Description
Describe the issue linked to the documentation
tl;dr: A page is missing from the Zarr docs which distinguishes between the different layers of specs, APIs, ABCs, formats etc.
It took me a year of working closely with zarr (via VirtualiZarr) to fully understand that "Zarr" is a multi-layered thing, which you can opt-in and out of at many different levels.
What is zarr?
My current understanding is that "Zarr" encompasses all of these things:
- A canonical on-disk file format, for both file and object storage, sometimes known as "native zarr",
- A specification for how to serialize and de-serialize array data and metadata as byte streams to an arbitrary key-value store,
- A python ABC for
Store
subclasses, which are key-value stores with a standardized API implementing the spec, but otherwise can do whatever they like behind the scenes, including not writing using the "native zarr" format, - A set of canonical python
Store
implementations, which generally do write using the "native zarr" format, - A python API for interacting with those
Store
subclasses, allowing python client code to treat many storage systems as interchangable. - A set of informal extensions, metadata standards, and a nascent framework for formalizing the extensions.
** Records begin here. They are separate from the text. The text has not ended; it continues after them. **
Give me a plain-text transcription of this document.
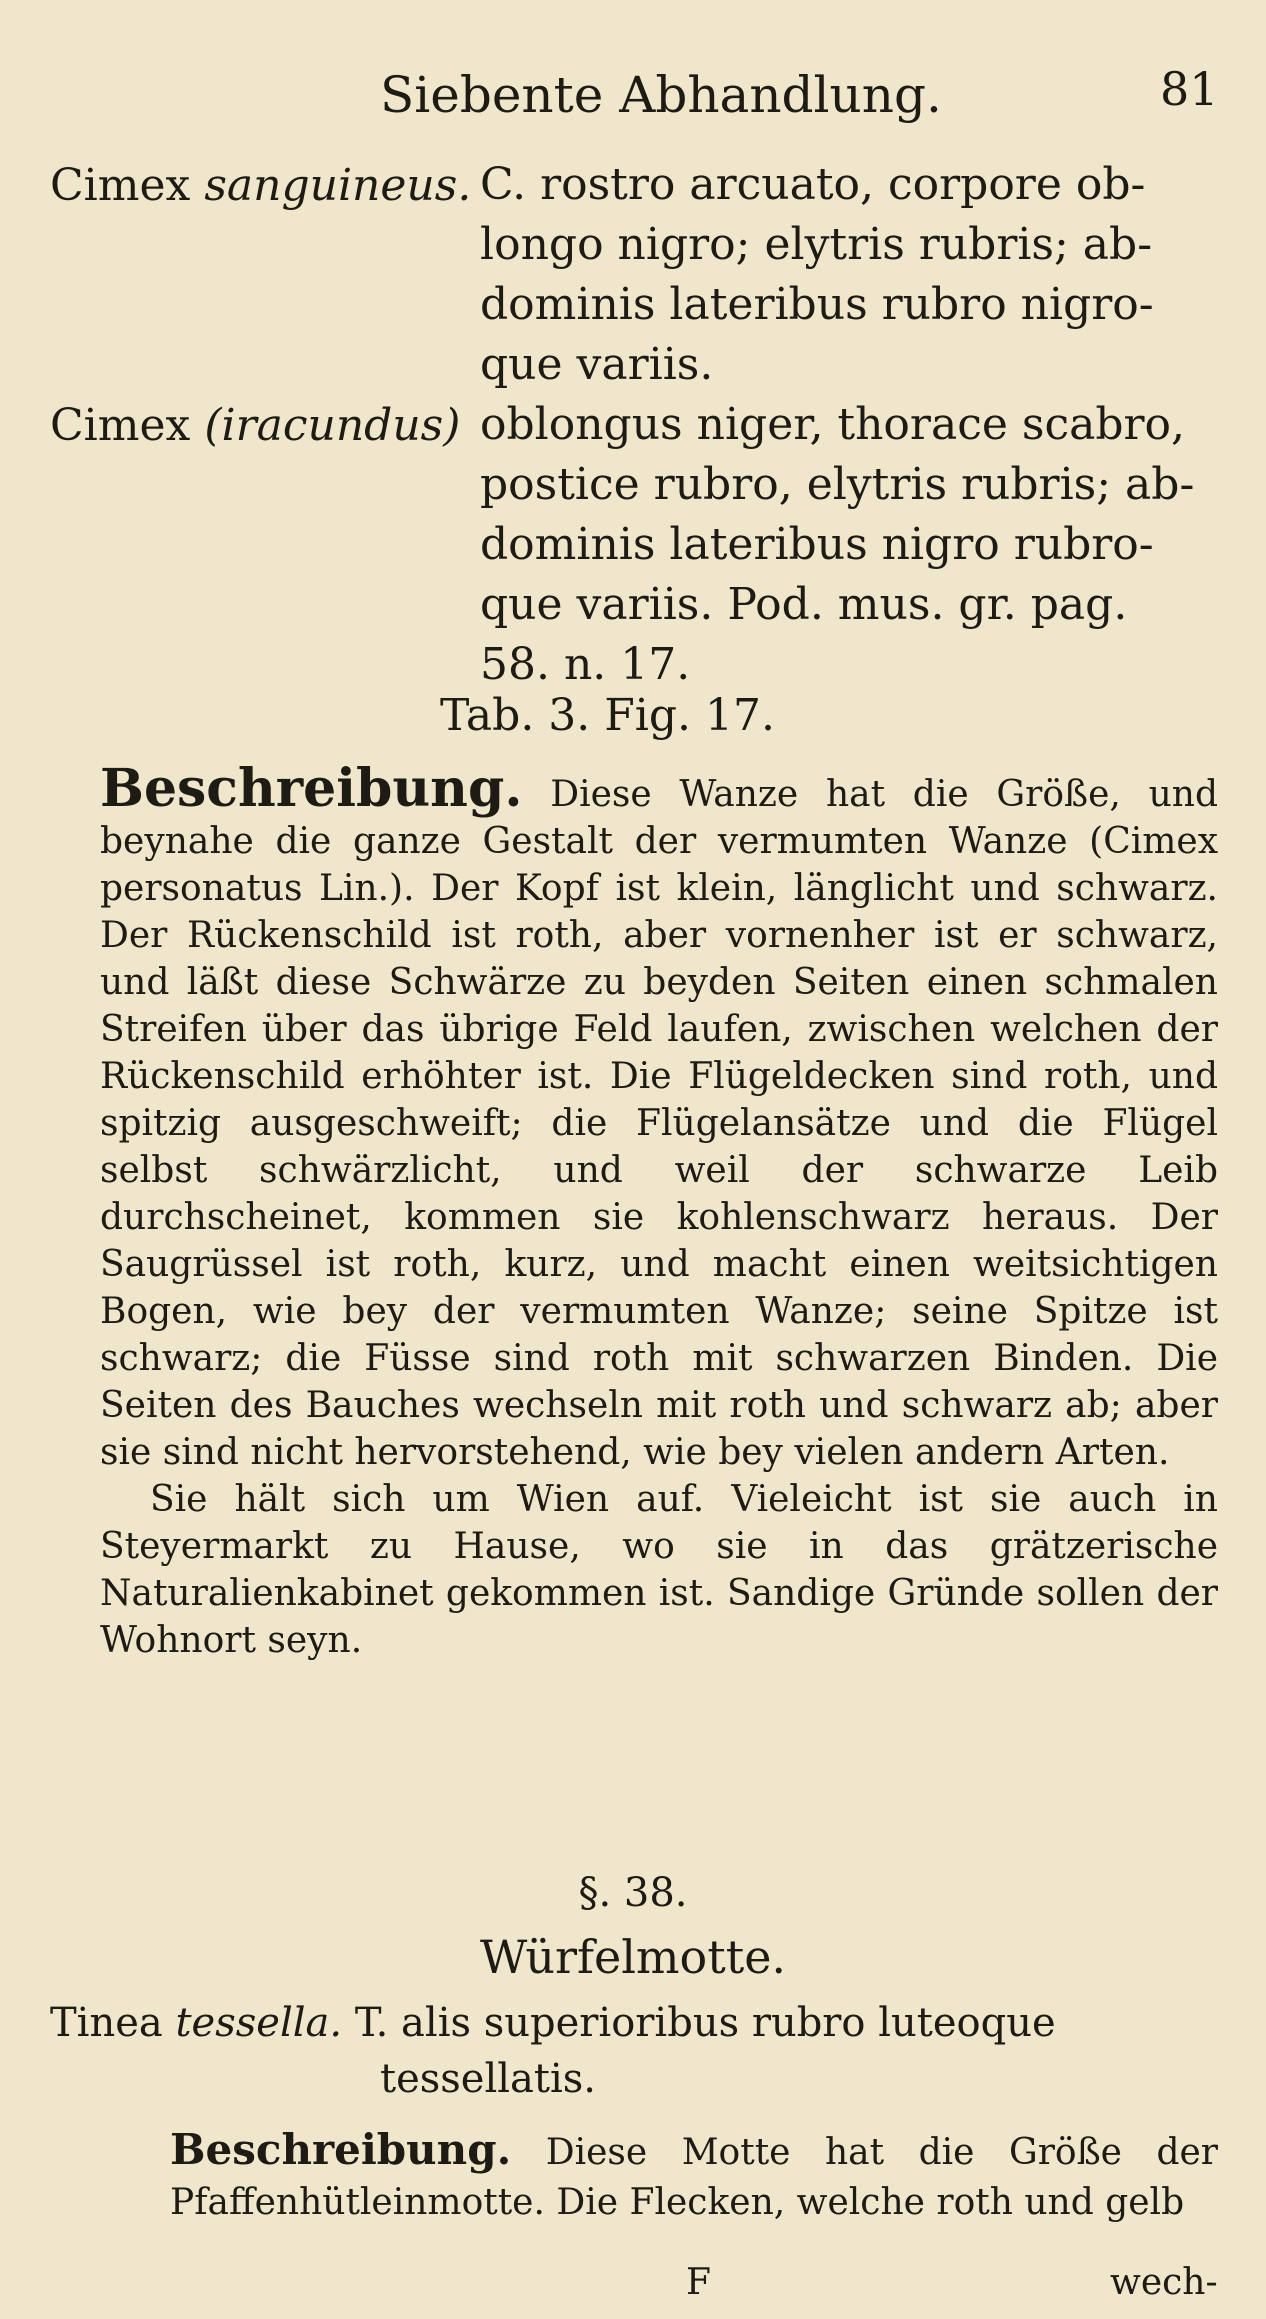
Siebente Abhandlung.	81
Cimex sanguineus. C. rostro arcuato, corpore ob-
longo nigro; elytris rubris; ab-
dominis lateribus rubro nigro-
que variis.
Cimex (iracundus) oblongus niger, thorace scabro,
postice rubro, elytris rubris; ab-
dominis lateribus nigro rubro-
que variis. Pod. mus. gr. pag.
58. n. 17.
Tab. 3. Fig. 17.

Beschreibung. Diese Wanze hat die Größe, und beynahe die ganze Gestalt der vermumten Wanze (Cimex personatus Lin.). Der Kopf ist klein, länglicht und schwarz. Der Rückenschild ist roth, aber vornenher ist er schwarz, und läßt diese Schwärze zu beyden Seiten einen schmalen Streifen über das übrige Feld laufen, zwischen welchen der Rückenschild erhöhter ist. Die Flügeldecken sind roth, und spitzig ausgeschweift; die Flügelansätze und die Flügel selbst schwärzlicht, und weil der schwarze Leib durchscheinet, kommen sie kohlenschwarz heraus. Der Saugrüssel ist roth, kurz, und macht einen weitsichtigen Bogen, wie bey der vermumten Wanze; seine Spitze ist schwarz; die Füsse sind roth mit schwarzen Binden. Die Seiten des Bauches wechseln mit roth und schwarz ab; aber sie sind nicht hervorstehend, wie bey vielen andern Arten.

Sie hält sich um Wien auf. Vieleicht ist sie auch in Steyermarkt zu Hause, wo sie in das grätzerische Naturalienkabinet gekommen ist. Sandige Gründe sollen der Wohnort seyn.

§. 38.
Würfelmotte.
Tinea tessella. T. alis superioribus rubro luteoque
tessellatis.
Beschreibung. Diese Motte hat die Größe der Pfaffenhütleinmotte. Die Flecken, welche roth und gelb
F	wech-
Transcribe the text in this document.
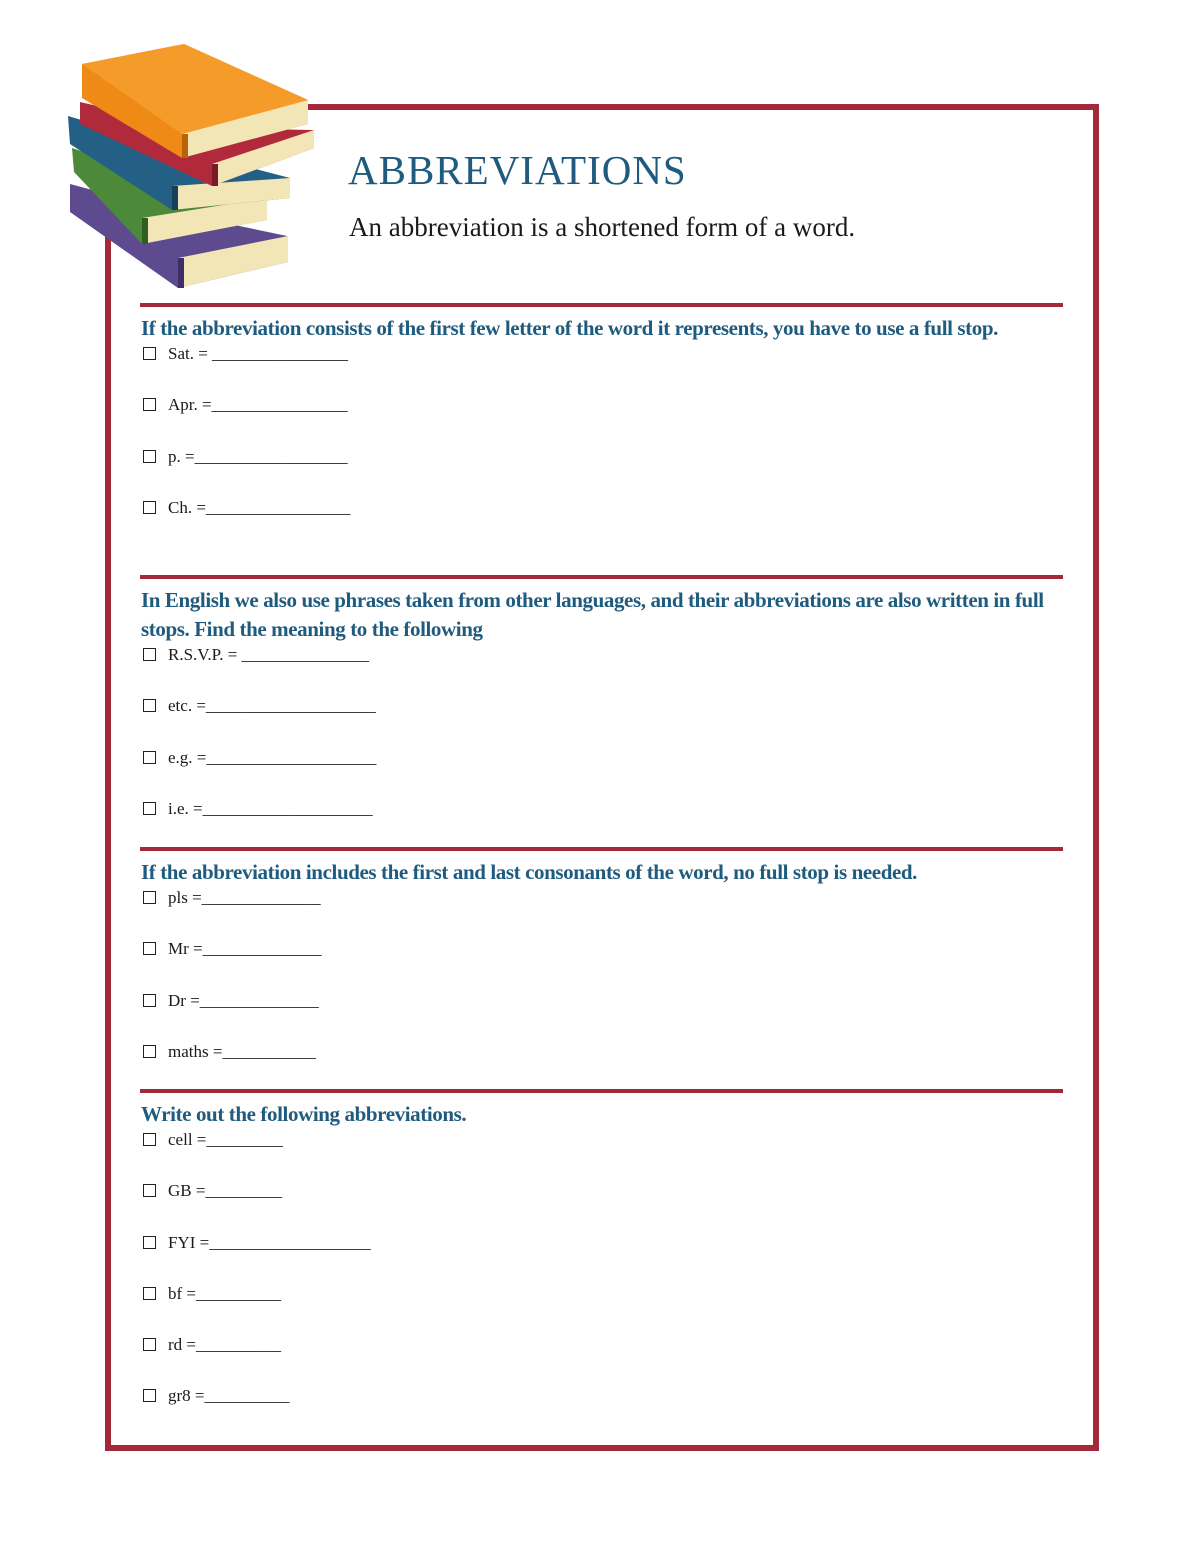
ABBREVIATIONS
An abbreviation is a shortened form of a word.
If the abbreviation consists of the first few letter of the word it represents, you have to use a full stop.
Sat. = ________________
Apr. =________________
p. =__________________
Ch. =_________________
In English we also use phrases taken from other languages, and their abbreviations are also written in full stops. Find the meaning to the following
R.S.V.P. = _______________
etc. =____________________
e.g. =____________________
i.e. =____________________
If the abbreviation includes the first and last consonants of the word, no full stop is needed.
pls =______________
Mr =______________
Dr =______________
maths =___________
Write out the following abbreviations.
cell =_________
GB =_________
FYI =___________________
bf =__________
rd =__________
gr8 =__________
I feel this nuance and hierarchy is not clearly documented anywhere.
"Zarr" projects and how they fit in
It matters because there are now many projects which opt-in to some of these layers but not others. For example:
- The "zarr specification" is (2) and only (2), it doesn't actually touch on any of the other layers.
- Much of the data in the wild today follows (1), even though AFAIK that layout isn't actually formally described anywhere official?! It obeys (2), but we're just lucky that the mapping from file/object storage to a KV store is so obvious that it's still easy to write readers implemented in any language without a formal description of (1).
- Zarr-python
- Zarr-python's
zarr.abc
provides (3), - Zarr-python's
zarr.storage
provides (4), which writes to local and object storage using (1) but without explicitly noting that, - Zarr-python's
zarr.api
provides (5), and can only interact with implementations of (3), such as (4),
- Zarr-python's
- Zarr implementations in other languages (such as
zarr-js
) generally use (1) as their format, following (2), and take vague inspiration from (4) and (5).- Tensorstore is included in that category, as it uses (1) on disk.
- VirtualiZarr's new
ManifestStore
class is a concrete implementation of (3), but it eschews (1), with the aim of allowing access to an extensible set of non-zarr data formats on disk via (5). - Icechunk
- Icechunk's python API implements (3) so that it can be used with (5),
- Icechunk's spec is an alternative format to (1), but still follows (2),
- Icechunk's rust client obeys (2) but otherwise nothing else IIUC,
- A non-python library binding to Icechunk's rust client (as
zarrs
has done) would follow (2) and the Icechunk spec, potentially with API inspiration from (3) and (5) but otherwise nothing else formal.
- Xarray is a key user of (5), but also quietly does a few things that falls under (6) (e.g. the
coordinates
attribute it adds), - GeoZarr and other extension efforts are only about (6),
- OME-Zarr is possibly also just (6)?
- Consolidated metadata is an example of (6), but one that's supported by (3), (4), and (5) (but not necessarily by other
Store
implementations). - Kerchunk has it's own replacement for (1), but to read it you need to use the
FSSpecStore
implementation that's part of (4).
Current docs
The main zarr homepage only says
Zarr is a community project to develop specifications and software for storage of large N-dimensional typed arrays
which is true but insufficient.
This is a problem because it leads to confusion as to what zarr "is" - for example many people understandably but mistakenly think that (1) is Zarr, and that (2) is the specification for this file format. It also makes it harder for potential contributors (e.g. @nenb) to place their ideas within the framework of the zarr project.
I think this separation of layers is awesome, I just wish I could have understood it a year earlier via reading the docs, instead of having to have it explained to me one-to-one by the likes of @d-v-b, @jhamman, and @rabernat.
cc also @maxrjones @paraseba
Suggested fix for documentation
We should have a new page on the main Zarr docs explaining these layers, and a page on the zarr-python docs explaining how it fits into this framework. Other projects such as Icechunk and VirtualiZarr can then more easily explain their relationship to Zarr.